General information
- Location: Matelli, Dist - Jalpaiguri State: West Bengal India
- Coordinates: 26°56′10″N 88°48′34″E﻿ / ﻿26.9361°N 88.8095°E
- Elevation: 178 metres (584 ft)
- System: Indian Railways Station
- Owner: Indian Railways
- Operator: Northeast Frontier Railway zone
- Line: Chalsa Matelli line
- Platforms: 1
- Tracks: 2(undergoing Gauge conversion)

Construction
- Structure type: At grade
- Parking: Available

Other information
- Status: Undergoing Gauge conversion from narrow/meter gauge to broad gauge
- Station code: MATD

= Matelli railway station =

Railway station in West Bengal, India

Matelli Railway Station serves the town of Matialihat in Doars region of Jalpaiguri district of the Indian state of West Bengal.
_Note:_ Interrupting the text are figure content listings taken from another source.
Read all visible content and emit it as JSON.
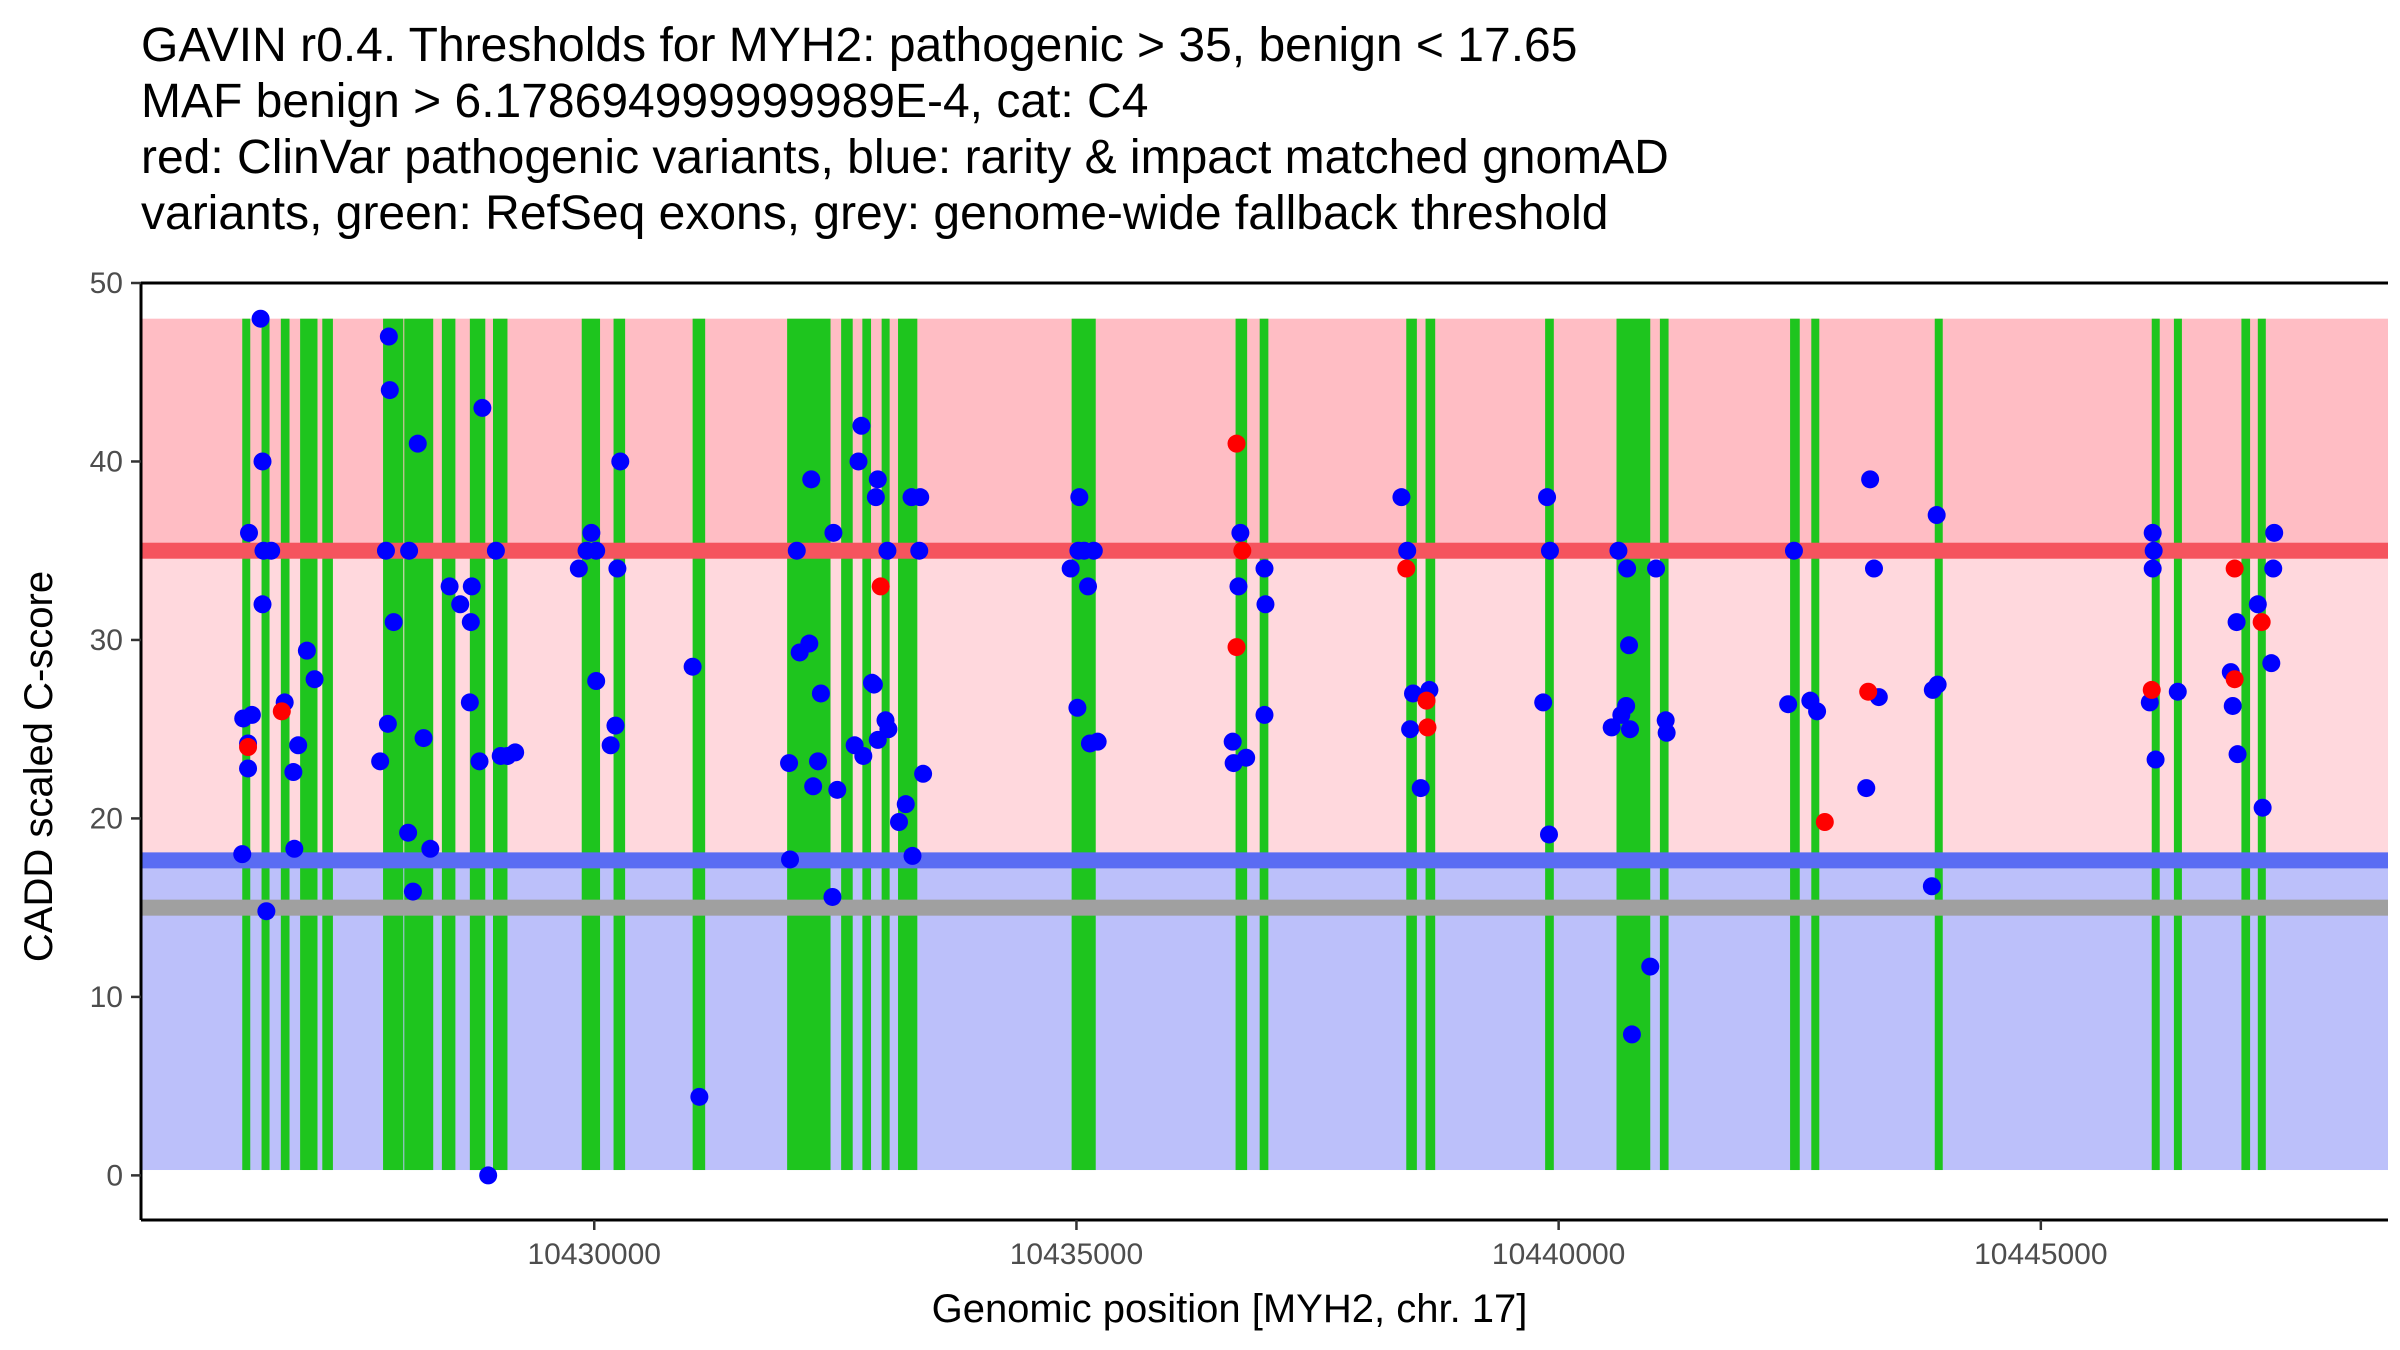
{
  "title_lines": [
    "GAVIN r0.4. Thresholds for MYH2: pathogenic > 35, benign < 17.65",
    "MAF benign > 6.178694999999989E-4, cat: C4",
    "red: ClinVar pathogenic variants, blue: rarity & impact matched gnomAD",
    "variants, green: RefSeq exons, grey: genome-wide fallback threshold"
  ],
  "colors": {
    "pathogenic_zone_high": "#ffbdc4",
    "pathogenic_zone": "#ffd8dd",
    "benign_zone": "#bcc0fa",
    "pathogenic_line": "#f5545e",
    "benign_line": "#5a6cf3",
    "fallback_line": "#a0a0a0",
    "exon": "#1ec51e",
    "clinvar": "#ff0000",
    "gnomad": "#0000ff"
  },
  "chart_data": {
    "type": "scatter",
    "xlabel": "Genomic position [MYH2, chr. 17]",
    "ylabel": "CADD scaled C-score",
    "xlim": [
      10425300,
      10448600
    ],
    "ylim": [
      -2.5,
      50
    ],
    "x_ticks": [
      10430000,
      10435000,
      10440000,
      10445000
    ],
    "x_tick_labels": [
      "10430000",
      "10435000",
      "10440000",
      "10445000"
    ],
    "y_ticks": [
      0,
      10,
      20,
      30,
      40,
      50
    ],
    "y_tick_labels": [
      "0",
      "10",
      "20",
      "30",
      "40",
      "50"
    ],
    "thresholds": {
      "pathogenic": 35,
      "benign": 17.65,
      "fallback": 15,
      "zone_top": 48,
      "zone_bottom": 0.3
    },
    "exons": [
      [
        10426350,
        10426430
      ],
      [
        10426550,
        10426620
      ],
      [
        10426750,
        10426840
      ],
      [
        10426950,
        10427130
      ],
      [
        10427180,
        10427290
      ],
      [
        10427810,
        10428020
      ],
      [
        10428030,
        10428330
      ],
      [
        10428420,
        10428560
      ],
      [
        10428710,
        10428870
      ],
      [
        10428950,
        10429100
      ],
      [
        10429870,
        10430060
      ],
      [
        10430200,
        10430320
      ],
      [
        10431020,
        10431150
      ],
      [
        10432000,
        10432450
      ],
      [
        10432560,
        10432680
      ],
      [
        10432780,
        10432870
      ],
      [
        10432980,
        10433060
      ],
      [
        10433150,
        10433350
      ],
      [
        10434950,
        10435200
      ],
      [
        10436650,
        10436770
      ],
      [
        10436900,
        10436990
      ],
      [
        10438420,
        10438530
      ],
      [
        10438620,
        10438720
      ],
      [
        10439860,
        10439950
      ],
      [
        10440600,
        10440950
      ],
      [
        10441050,
        10441140
      ],
      [
        10442400,
        10442500
      ],
      [
        10442620,
        10442700
      ],
      [
        10443900,
        10443980
      ],
      [
        10446150,
        10446230
      ],
      [
        10446380,
        10446450
      ],
      [
        10447080,
        10447170
      ],
      [
        10447250,
        10447320
      ]
    ],
    "series": [
      {
        "name": "ClinVar pathogenic variants",
        "points": [
          [
            10426410,
            24
          ],
          [
            10426760,
            26
          ],
          [
            10432970,
            33
          ],
          [
            10436660,
            41
          ],
          [
            10436660,
            29.6
          ],
          [
            10436720,
            35
          ],
          [
            10438420,
            34
          ],
          [
            10438630,
            26.6
          ],
          [
            10438640,
            25.1
          ],
          [
            10442760,
            19.8
          ],
          [
            10443210,
            27.1
          ],
          [
            10446150,
            27.2
          ],
          [
            10447010,
            34
          ],
          [
            10447010,
            27.8
          ],
          [
            10447290,
            31
          ]
        ]
      },
      {
        "name": "rarity & impact matched gnomAD variants",
        "points": [
          [
            10426360,
            25.6
          ],
          [
            10426350,
            18
          ],
          [
            10426420,
            36
          ],
          [
            10426410,
            22.8
          ],
          [
            10426410,
            24.2
          ],
          [
            10426450,
            25.8
          ],
          [
            10426540,
            48
          ],
          [
            10426560,
            40
          ],
          [
            10426560,
            32
          ],
          [
            10426570,
            35
          ],
          [
            10426600,
            14.8
          ],
          [
            10426650,
            35
          ],
          [
            10426790,
            26.5
          ],
          [
            10426880,
            22.6
          ],
          [
            10426890,
            18.3
          ],
          [
            10426930,
            24.1
          ],
          [
            10427020,
            29.4
          ],
          [
            10427100,
            27.8
          ],
          [
            10427780,
            23.2
          ],
          [
            10427840,
            35
          ],
          [
            10427860,
            25.3
          ],
          [
            10427870,
            47
          ],
          [
            10427880,
            44
          ],
          [
            10427920,
            31
          ],
          [
            10428070,
            19.2
          ],
          [
            10428080,
            35
          ],
          [
            10428120,
            15.9
          ],
          [
            10428170,
            41
          ],
          [
            10428230,
            24.5
          ],
          [
            10428300,
            18.3
          ],
          [
            10428500,
            33
          ],
          [
            10428610,
            32
          ],
          [
            10428710,
            26.5
          ],
          [
            10428720,
            31
          ],
          [
            10428730,
            33
          ],
          [
            10428810,
            23.2
          ],
          [
            10428840,
            43
          ],
          [
            10428900,
            0
          ],
          [
            10428980,
            35
          ],
          [
            10429030,
            23.5
          ],
          [
            10429100,
            23.5
          ],
          [
            10429180,
            23.7
          ],
          [
            10429840,
            34
          ],
          [
            10429920,
            35
          ],
          [
            10429970,
            36
          ],
          [
            10430020,
            35
          ],
          [
            10430020,
            27.7
          ],
          [
            10430170,
            24.1
          ],
          [
            10430220,
            25.2
          ],
          [
            10430240,
            34
          ],
          [
            10430270,
            40
          ],
          [
            10431020,
            28.5
          ],
          [
            10431090,
            4.4
          ],
          [
            10432020,
            23.1
          ],
          [
            10432030,
            17.7
          ],
          [
            10432100,
            35
          ],
          [
            10432130,
            29.3
          ],
          [
            10432230,
            29.8
          ],
          [
            10432250,
            39
          ],
          [
            10432270,
            21.8
          ],
          [
            10432320,
            23.2
          ],
          [
            10432350,
            27
          ],
          [
            10432480,
            36
          ],
          [
            10432470,
            15.6
          ],
          [
            10432520,
            21.6
          ],
          [
            10432700,
            24.1
          ],
          [
            10432740,
            40
          ],
          [
            10432770,
            42
          ],
          [
            10432790,
            23.5
          ],
          [
            10432880,
            27.6
          ],
          [
            10432900,
            27.5
          ],
          [
            10432920,
            38
          ],
          [
            10432940,
            39
          ],
          [
            10432940,
            24.4
          ],
          [
            10433020,
            25.5
          ],
          [
            10433040,
            35
          ],
          [
            10433050,
            25
          ],
          [
            10433160,
            19.8
          ],
          [
            10433230,
            20.8
          ],
          [
            10433290,
            38
          ],
          [
            10433300,
            17.9
          ],
          [
            10433380,
            38
          ],
          [
            10433370,
            35
          ],
          [
            10433410,
            22.5
          ],
          [
            10434940,
            34
          ],
          [
            10435010,
            26.2
          ],
          [
            10435020,
            35
          ],
          [
            10435030,
            38
          ],
          [
            10435080,
            35
          ],
          [
            10435120,
            33
          ],
          [
            10435140,
            24.2
          ],
          [
            10435180,
            35
          ],
          [
            10435220,
            24.3
          ],
          [
            10436620,
            24.3
          ],
          [
            10436630,
            23.1
          ],
          [
            10436680,
            33
          ],
          [
            10436700,
            36
          ],
          [
            10436760,
            23.4
          ],
          [
            10436950,
            34
          ],
          [
            10436950,
            25.8
          ],
          [
            10436960,
            32
          ],
          [
            10438370,
            38
          ],
          [
            10438430,
            35
          ],
          [
            10438460,
            25
          ],
          [
            10438490,
            27
          ],
          [
            10438570,
            21.7
          ],
          [
            10438660,
            27.2
          ],
          [
            10439840,
            26.5
          ],
          [
            10439880,
            38
          ],
          [
            10439900,
            19.1
          ],
          [
            10439910,
            35
          ],
          [
            10440550,
            25.1
          ],
          [
            10440620,
            35
          ],
          [
            10440650,
            25.8
          ],
          [
            10440700,
            26.3
          ],
          [
            10440710,
            34
          ],
          [
            10440740,
            25
          ],
          [
            10440730,
            29.7
          ],
          [
            10440760,
            7.9
          ],
          [
            10440950,
            11.7
          ],
          [
            10441010,
            34
          ],
          [
            10441110,
            25.5
          ],
          [
            10441120,
            24.8
          ],
          [
            10442380,
            26.4
          ],
          [
            10442440,
            35
          ],
          [
            10442610,
            26.6
          ],
          [
            10442680,
            26
          ],
          [
            10443190,
            21.7
          ],
          [
            10443230,
            39
          ],
          [
            10443270,
            34
          ],
          [
            10443320,
            26.8
          ],
          [
            10443880,
            27.2
          ],
          [
            10443920,
            37
          ],
          [
            10443930,
            27.5
          ],
          [
            10443870,
            16.2
          ],
          [
            10446130,
            26.5
          ],
          [
            10446160,
            36
          ],
          [
            10446160,
            34
          ],
          [
            10446170,
            35
          ],
          [
            10446190,
            23.3
          ],
          [
            10446420,
            27.1
          ],
          [
            10446970,
            28.2
          ],
          [
            10446990,
            26.3
          ],
          [
            10447030,
            31
          ],
          [
            10447040,
            23.6
          ],
          [
            10447250,
            32
          ],
          [
            10447300,
            20.6
          ],
          [
            10447390,
            28.7
          ],
          [
            10447420,
            36
          ],
          [
            10447410,
            34
          ]
        ]
      }
    ]
  }
}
The station lies under Northeast Frontier Railway's, Alipurduar railway division.
This railway station lies on Chalsa - Matelli railway line which is currently undergoing Gauge conversion from meter/narrow gauge to broad gauge and Matelli - Naxal line is currently under construction. The currently functioning nearest railway station is Chalsa railway station 8 kilometres away.